Robert Downey Jr. has his work cut out for him: Graeme 0n 4/11.
/Perhaps fittingly, considering what's currently going on in the Marvel Universe, IRON MAN #16 is a rather uncomfortable comic. It's not uncomfortable for the good reasons - It prods places in the reader's mind that they wouldn't want to consider at the best of times, for example, or it offers up some inconvenient truth (Al Gore as Tony Stark; what a concept) - but because it just doesn't hang together well at all. For one thing, Iron Man as a character (That is, Tony Stark when he's wearing his technological supersuit) doesn't really appear in the book, other than in flashback in one scene. The rest of the book revolves around Tony Stark as Director of SHIELD, bring so driven to take down terrorists that he doesn't give a damn about military protocol. Which is a potentially interesting take, but one that doesn't really sit well with his portrayal in other books, where his following the letter of the law over what his instincts may say causes him to, say, set a trap involving a pretend corpse of Captain America (Oh, and also: The book isn't called "Tony Stark: Goateed Defender of America"). Sure, Stark comes across as a dick in this book as much as he does in other books, but it's a different kind of dick, and that sort of thing should be important, somehow. (There's a moment of supreme dickishness towards the end of the issue, where Dum-Dum Dugan is giving Stark a lesson in how to be a good military leader. Dugan says, "As our commanding officer, you will make life-or-death decisions. When you do, you must ask yourself one very important question: Did your decisions today make for a better world tomorrow?" The dickish moment comes when Stark replies, with a smirk, "Yes." It was a rhetorical question, Tony! And even if it wasn't, that smarmy certainty isn't going to win you any points.)
The end of the issue, where Stark speaks at the funeral of fallen SHIELD agents, is one of the few places where the characterisation of Stark seems consistent with the way he appears elsewhere, and it's arguably accidental; speaking in tribute to the fallen soldiers, Stark says "I have had the distinct honor of fighting alongside hundreds of super-heroes in my life... but very few heroes." And it's such an odd line that what I took away was that Stark doesn't consider super-heroes actual heroes. Which, you know, ties in with his Civil War persona of "superheroes are idiots who need to be registered and trained" and all, but at the same time makes you stop and think, Wait, why aren't super-heroes heroes? Is their desire to do the right thing despite their personal cost somehow invalidated by them wearing costumes or something? ("I'm sorry, Spider-Man. Yes, you saved that nun and her band of orphans from certain death in that burning building, but I happen to have the exact mathematical formula for heroism here and, ohhhh, you were just slightly off. Better luck next time.") That said, I'm convinced that such thinking isn't what the writers intended, and instead they were just reaching for just another "You know who the real heroes are, America? Our brave boys and girls in uniform" moment, a la Civil War #7.

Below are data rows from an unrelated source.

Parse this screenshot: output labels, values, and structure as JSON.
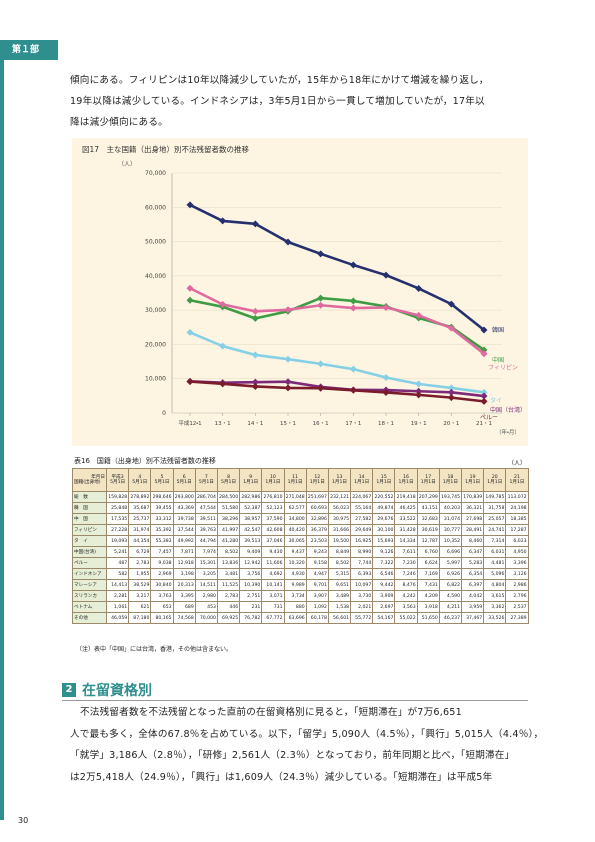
{
  "header": {
    "part": "第１部"
  },
  "intro": {
    "lines": [
      "傾向にある。フィリピンは10年以降減少していたが，15年から18年にかけて増減を繰り返し，",
      "19年以降は減少している。インドネシアは，3年5月1日から一貫して増加していたが，17年以",
      "降は減少傾向にある。"
    ]
  },
  "chart_data": {
    "type": "line",
    "title": "図17　主な国籍（出身地）別不法残留者数の推移",
    "y_unit": "（人）",
    "x_unit": "（年・月）",
    "categories": [
      "平成12・1",
      "13・1",
      "14・1",
      "15・1",
      "16・1",
      "17・1",
      "18・1",
      "19・1",
      "20・1",
      "21・1"
    ],
    "ylim": [
      0,
      70000
    ],
    "yticks": [
      0,
      {
        "value": 10000,
        "label": "10,000"
      },
      {
        "value": 20000,
        "label": "20,000"
      },
      {
        "value": 30000,
        "label": "30,000"
      },
      {
        "value": 40000,
        "label": "40,000"
      },
      {
        "value": 50000,
        "label": "50,000"
      },
      {
        "value": 60000,
        "label": "60,000"
      },
      {
        "value": 70000,
        "label": "70,000"
      }
    ],
    "series": [
      {
        "name": "韓国",
        "color": "#25306e",
        "values": [
          60693,
          56023,
          55164,
          49874,
          46425,
          43151,
          40203,
          36321,
          31758,
          24198
        ]
      },
      {
        "name": "中国",
        "color": "#3f9c45",
        "values": [
          32896,
          30975,
          27582,
          29676,
          33522,
          32683,
          31074,
          27698,
          25057,
          18385
        ]
      },
      {
        "name": "フィリピン",
        "color": "#df6aa0",
        "values": [
          36379,
          31666,
          29649,
          30100,
          31428,
          30619,
          30777,
          28491,
          24741,
          17287
        ]
      },
      {
        "name": "タイ",
        "color": "#86d0e6",
        "values": [
          23503,
          19500,
          16925,
          15693,
          14334,
          12787,
          10352,
          8460,
          7314,
          6023
        ]
      },
      {
        "name": "中国（台湾）",
        "color": "#7d2a78",
        "values": [
          9243,
          8849,
          8990,
          9126,
          7611,
          6760,
          6696,
          6347,
          6031,
          4950
        ]
      },
      {
        "name": "ペルー",
        "color": "#7a1c2c",
        "values": [
          9158,
          8502,
          7744,
          7322,
          7230,
          6624,
          5997,
          5283,
          4481,
          3396
        ]
      }
    ]
  },
  "table": {
    "title": "表16　国籍（出身地）別不法残留者数の推移",
    "unit": "（人）",
    "corner_top": "年月日",
    "corner_bottom": "国籍(出身地)",
    "columns": [
      {
        "year": "平成3",
        "date": "5月1日"
      },
      {
        "year": "4",
        "date": "5月1日"
      },
      {
        "year": "5",
        "date": "5月1日"
      },
      {
        "year": "6",
        "date": "5月1日"
      },
      {
        "year": "7",
        "date": "5月1日"
      },
      {
        "year": "8",
        "date": "5月1日"
      },
      {
        "year": "9",
        "date": "1月1日"
      },
      {
        "year": "10",
        "date": "1月1日"
      },
      {
        "year": "11",
        "date": "1月1日"
      },
      {
        "year": "12",
        "date": "1月1日"
      },
      {
        "year": "13",
        "date": "1月1日"
      },
      {
        "year": "14",
        "date": "1月1日"
      },
      {
        "year": "15",
        "date": "1月1日"
      },
      {
        "year": "16",
        "date": "1月1日"
      },
      {
        "year": "17",
        "date": "1月1日"
      },
      {
        "year": "18",
        "date": "1月1日"
      },
      {
        "year": "19",
        "date": "1月1日"
      },
      {
        "year": "20",
        "date": "1月1日"
      },
      {
        "year": "21",
        "date": "1月1日"
      }
    ],
    "rows": [
      {
        "label": "総　数",
        "values": [
          "159,828",
          "278,892",
          "298,646",
          "293,800",
          "286,704",
          "284,500",
          "282,986",
          "276,810",
          "271,048",
          "251,697",
          "232,121",
          "224,067",
          "220,552",
          "219,418",
          "207,299",
          "193,745",
          "170,839",
          "149,785",
          "113,072"
        ]
      },
      {
        "label": "韓　国",
        "values": [
          "25,848",
          "35,687",
          "39,455",
          "43,369",
          "47,544",
          "51,580",
          "52,387",
          "52,123",
          "62,577",
          "60,693",
          "56,023",
          "55,164",
          "49,874",
          "46,425",
          "43,151",
          "40,203",
          "36,321",
          "31,758",
          "24,198"
        ]
      },
      {
        "label": "中　国",
        "values": [
          "17,535",
          "25,737",
          "33,312",
          "39,738",
          "39,511",
          "38,296",
          "38,957",
          "37,590",
          "34,800",
          "32,896",
          "30,975",
          "27,582",
          "29,676",
          "33,522",
          "32,683",
          "31,074",
          "27,698",
          "25,057",
          "18,385"
        ]
      },
      {
        "label": "フィリピン",
        "values": [
          "27,228",
          "31,974",
          "35,392",
          "37,544",
          "39,763",
          "41,997",
          "42,547",
          "42,608",
          "40,420",
          "36,379",
          "31,666",
          "29,649",
          "30,100",
          "31,428",
          "30,619",
          "30,777",
          "28,491",
          "24,741",
          "17,287"
        ]
      },
      {
        "label": "タ　イ",
        "values": [
          "19,093",
          "44,354",
          "55,383",
          "49,992",
          "44,794",
          "41,280",
          "39,513",
          "37,046",
          "30,065",
          "23,503",
          "19,500",
          "16,925",
          "15,693",
          "14,334",
          "12,787",
          "10,352",
          "8,460",
          "7,314",
          "6,023"
        ]
      },
      {
        "label": "中国(台湾)",
        "values": [
          "5,241",
          "6,729",
          "7,457",
          "7,871",
          "7,974",
          "8,502",
          "9,409",
          "9,430",
          "9,437",
          "9,243",
          "8,849",
          "8,990",
          "9,126",
          "7,611",
          "6,760",
          "6,696",
          "6,347",
          "6,031",
          "4,950"
        ]
      },
      {
        "label": "ペルー",
        "values": [
          "487",
          "2,783",
          "9,038",
          "12,918",
          "15,301",
          "13,836",
          "12,942",
          "11,606",
          "10,320",
          "9,158",
          "8,502",
          "7,744",
          "7,322",
          "7,230",
          "6,624",
          "5,997",
          "5,283",
          "4,481",
          "3,396"
        ]
      },
      {
        "label": "インドネシア",
        "values": [
          "582",
          "1,955",
          "2,969",
          "3,198",
          "3,205",
          "3,481",
          "3,756",
          "4,692",
          "4,930",
          "4,947",
          "5,315",
          "6,393",
          "6,546",
          "7,246",
          "7,169",
          "6,926",
          "6,354",
          "5,096",
          "3,126"
        ]
      },
      {
        "label": "マレーシア",
        "values": [
          "14,413",
          "38,529",
          "30,840",
          "20,313",
          "14,511",
          "11,525",
          "10,390",
          "10,141",
          "9,989",
          "9,701",
          "9,651",
          "10,097",
          "9,442",
          "8,476",
          "7,431",
          "6,822",
          "6,397",
          "4,804",
          "2,986"
        ]
      },
      {
        "label": "スリランカ",
        "values": [
          "2,281",
          "3,217",
          "3,763",
          "3,395",
          "2,980",
          "2,783",
          "2,751",
          "3,071",
          "3,734",
          "3,907",
          "3,489",
          "3,730",
          "3,909",
          "4,242",
          "4,209",
          "4,590",
          "4,042",
          "3,615",
          "2,796"
        ]
      },
      {
        "label": "ベトナム",
        "values": [
          "1,061",
          "621",
          "653",
          "689",
          "453",
          "446",
          "231",
          "731",
          "880",
          "1,092",
          "1,538",
          "2,021",
          "2,697",
          "3,563",
          "3,918",
          "4,211",
          "3,959",
          "3,362",
          "2,537"
        ]
      },
      {
        "label": "その他",
        "values": [
          "46,059",
          "87,180",
          "80,165",
          "74,568",
          "70,000",
          "69,925",
          "76,782",
          "67,772",
          "63,696",
          "60,178",
          "56,601",
          "55,772",
          "54,167",
          "55,022",
          "51,650",
          "46,237",
          "37,467",
          "33,526",
          "27,389"
        ]
      }
    ],
    "note": "（注）表中「中国」には台湾，香港，その他は含まない。"
  },
  "section": {
    "number": "2",
    "title": "在留資格別",
    "lines": [
      "不法残留者数を不法残留となった直前の在留資格別に見ると，「短期滞在」が7万6,651",
      "人で最も多く，全体の67.8％を占めている。以下，「留学」5,090人（4.5％），「興行」5,015人（4.4％），",
      "「就学」3,186人（2.8％），「研修」2,561人（2.3％）となっており，前年同期と比べ，「短期滞在」",
      "は2万5,418人（24.9％），「興行」は1,609人（24.3％）減少している。「短期滞在」は平成5年"
    ]
  },
  "page_number": "30"
}
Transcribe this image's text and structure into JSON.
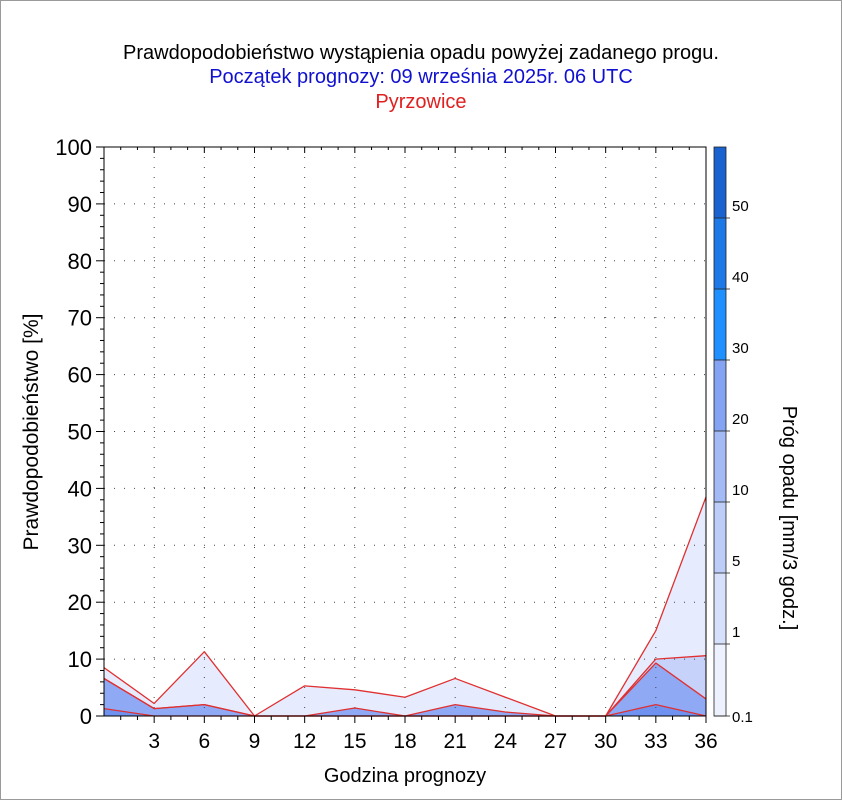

But here's the thing: The events of Civil War, for better or worse, have ultimately pushed this character into the position of being not just a super-villain, but a pretty successful super-villain - He has created clones who kill people, manipulated governments, tried to ignite international war, and not only gotten away with it, but been rewarded for it. Books like New Avengers play the character as a villain fairly openly, and it's in that light that you can get away with him devaluing the sacrifice of others while telling people with certainty that he has made a better world. But as a hero himself or even just as a sympathetic character, that arrogance and lack of self-doubt doesn't make for interesting reading. Yes, he will inevitably be heading for a fall and will regain some humility prior to his movie launching, but without any attempt at moral uncertainty at this point, I find myself unable to care. In his own series, not only does Iron Man know that what he's doing is right, but two issues into the new status quo, the creators appear to agree with him; there's no ambiguity here, and that makes for dull reading. Eh.